Grades in the time of coronavirus

It’s a struggle to balance accountability and compassion


Google image/Creative Commons license

A pass/fail system is compassionate, but it doesn’t differentiate average work from outstanding work.

Amid the coronavirus pandemic and associated fallout, AMSA has adopted a pass/fail grading system for the fourth quarter, as have most Massachusetts schools, per recommendations from the Department of Elementary and Secondary Education. 

“We decided because of the pandemic, something none of us have lived through before, to stick with what the state strongly recommended,” Executive Director Ellen Linzey said. “And that was a pass/fail system. Because when you start going rogue from what the state recommends, and it starts going poorly, you don’t have much to fall back on.”

DESE officials have been meeting weekly with school officials via teleconference.

“[I]f districts and schools have not already implemented policies regarding credit-bearing courses [determining credit for academic work at home], we strongly recommend that academic content be graded as ‘credit/no credit’ so as to incentivize continuous learning while acknowledging the challenging situation we face,” officials stated in one press release.

But this system has its disadvantages. Being so different from the standard grading system, many students are finding that work deemed “passing” is not differentiated. In other words, students who do 70 percent of the work in a class can achieve the same grade as those who do 100 percent.

“Passing” is marked as “S+” and it counts as 99.99 percent in the grade book.

“I prefer the letter grading system because I will get credit for all of my work,” senior Kathryn Cannistraro said. “If you are someone that doesn’t do the work, then your grades will [normally] reflect that — but with this grading system you will still pass [with an A+].”

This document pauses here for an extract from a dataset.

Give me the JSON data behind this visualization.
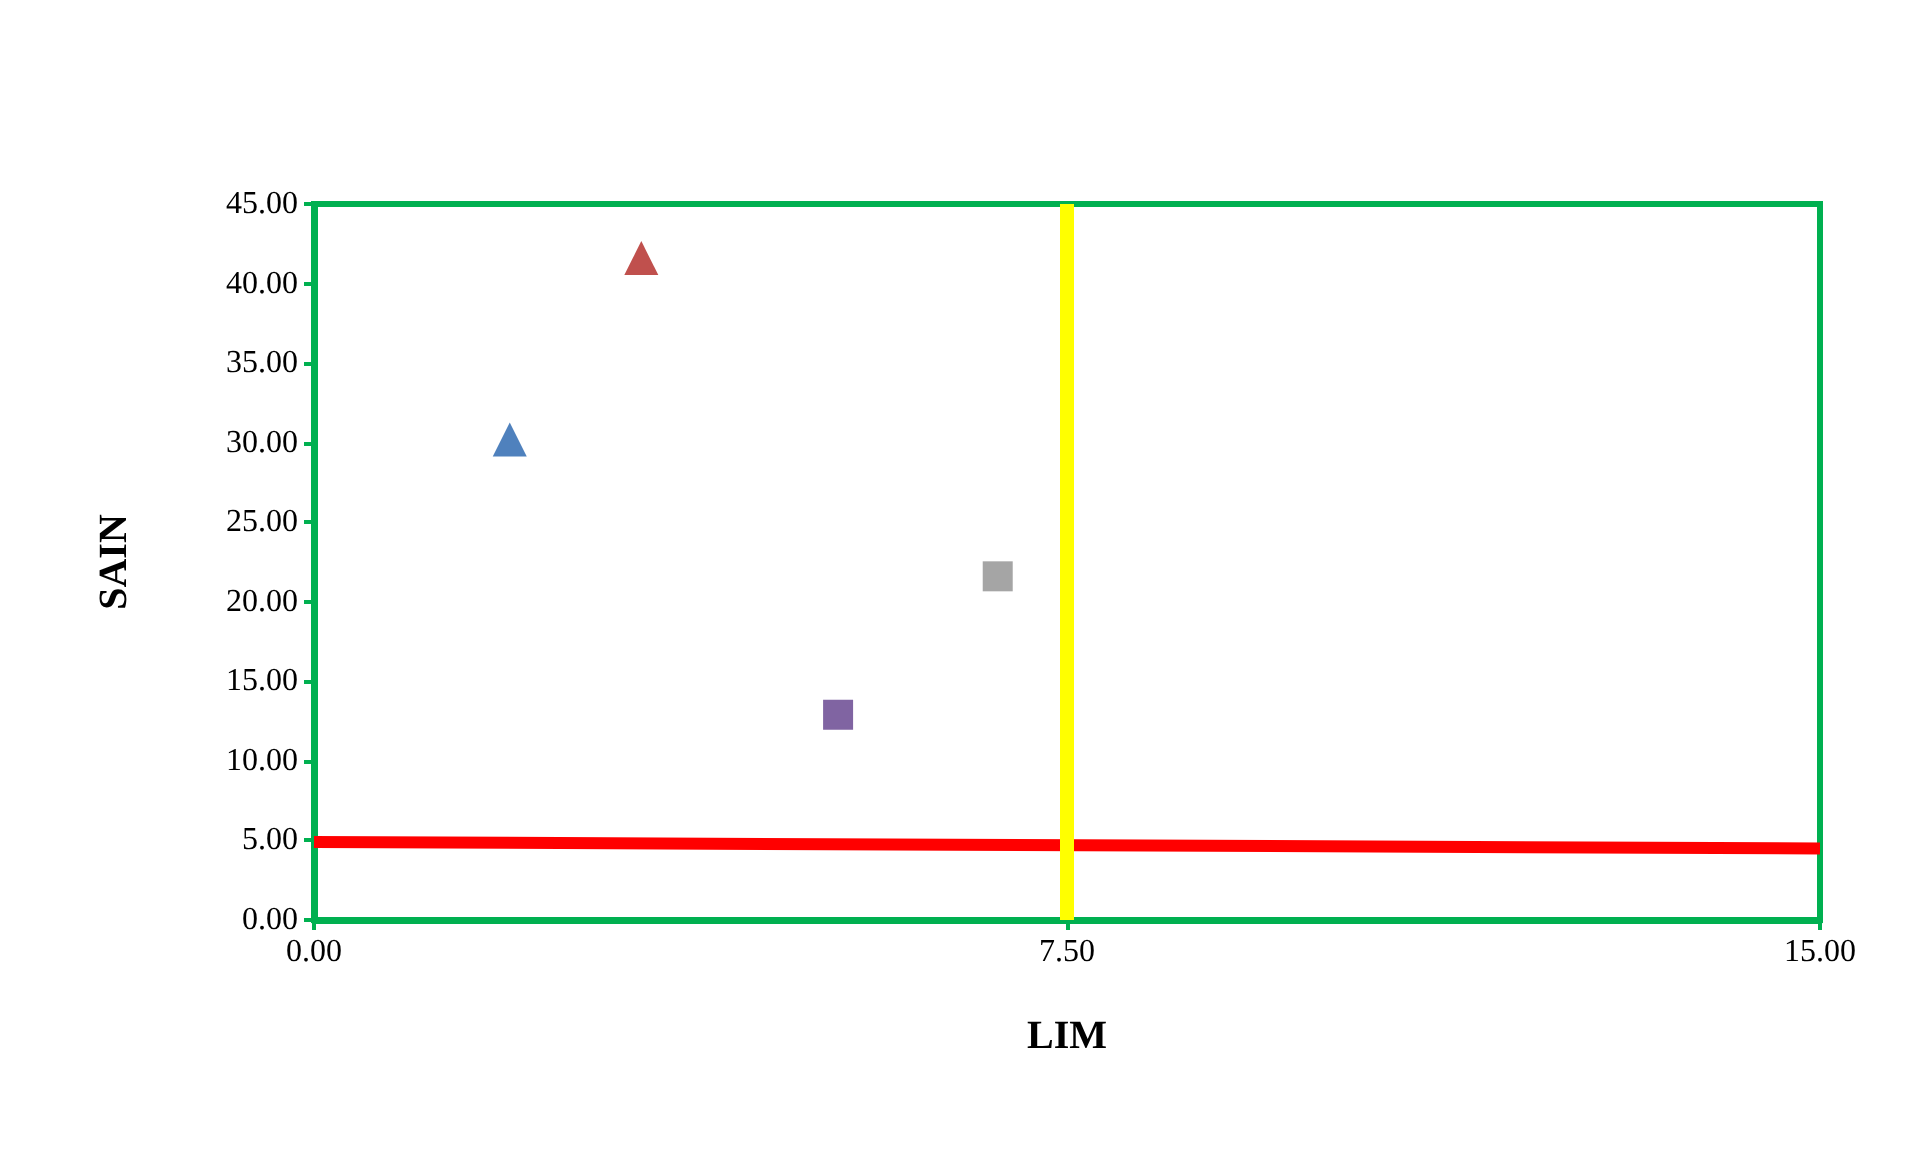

Mrs. Linzey believes that it’s still the best approach considering the pandemic and how it’s affecting the school community.

“The first priority is our physical health, the second one is our emotional health, and the third one is that when this is all over, our community is intact and we all come back together,” Mrs. Linzey said.

Mrs. Linzey also said that for students who are directly and adversely affected by COVID-19, an exemption from all work is a possibility depending on the severity of circumstances. 

Be it an economic hardship or “a major loss in your family and you need to be exempted for a period of time, then we have that option, too,” she said. “It’s a compassionate system we’ve tried to put in place.”

The system is not favored by everyone. Some teachers have voiced concern that students will lose out on crucial learning and skill development and that there is little motivation to go all out if work merely deemed “passing” will result in an A+. 

“There were certainly some folks [in that camp], but it was not a majority by any stretch,” Mrs. Linzey said. “It is challenging to give a kid an S+ if you’ve only seen them half of the time, and it’s a bit of an ethical dilemma.”

But, Mrs. Linzey continued, “School work is not the most important thing. Our health and families are the most important thing right now.”

Dr. Anders Lewis, the history department chair and former executive director, agreed that it was a difficult situation for all concerned.

“Other people and I, we say that we’re in a very different situation right now and we need to adapt and the system that we’ve produced is not ideal, but hopefully when we get back in the fall we’ll be back in [the physical] school and we won’t have to continue using the system.”

Dr. Lewis also spoke about the difficulty communicating with students in a remote system, considering classes are meeting online only once or twice a week. 

“My students are making the best of the situation, but for me it’s hard to get a sense for how everyone’s doing,” he said. “It’s harder for me as a teacher to see how my students are holding up than the old way.”

Mrs. Linzey was adamant that she wants the focus to be on family and student health, rather than school work, saying that, after the crisis, AMSA will pick up the slack.

“You’re all gonna catch up, and we’ll have to work twice as hard next year to get you where you need to be, but this is unprecedented and we’ll treat it that way— we just need to take care of our people,” she said.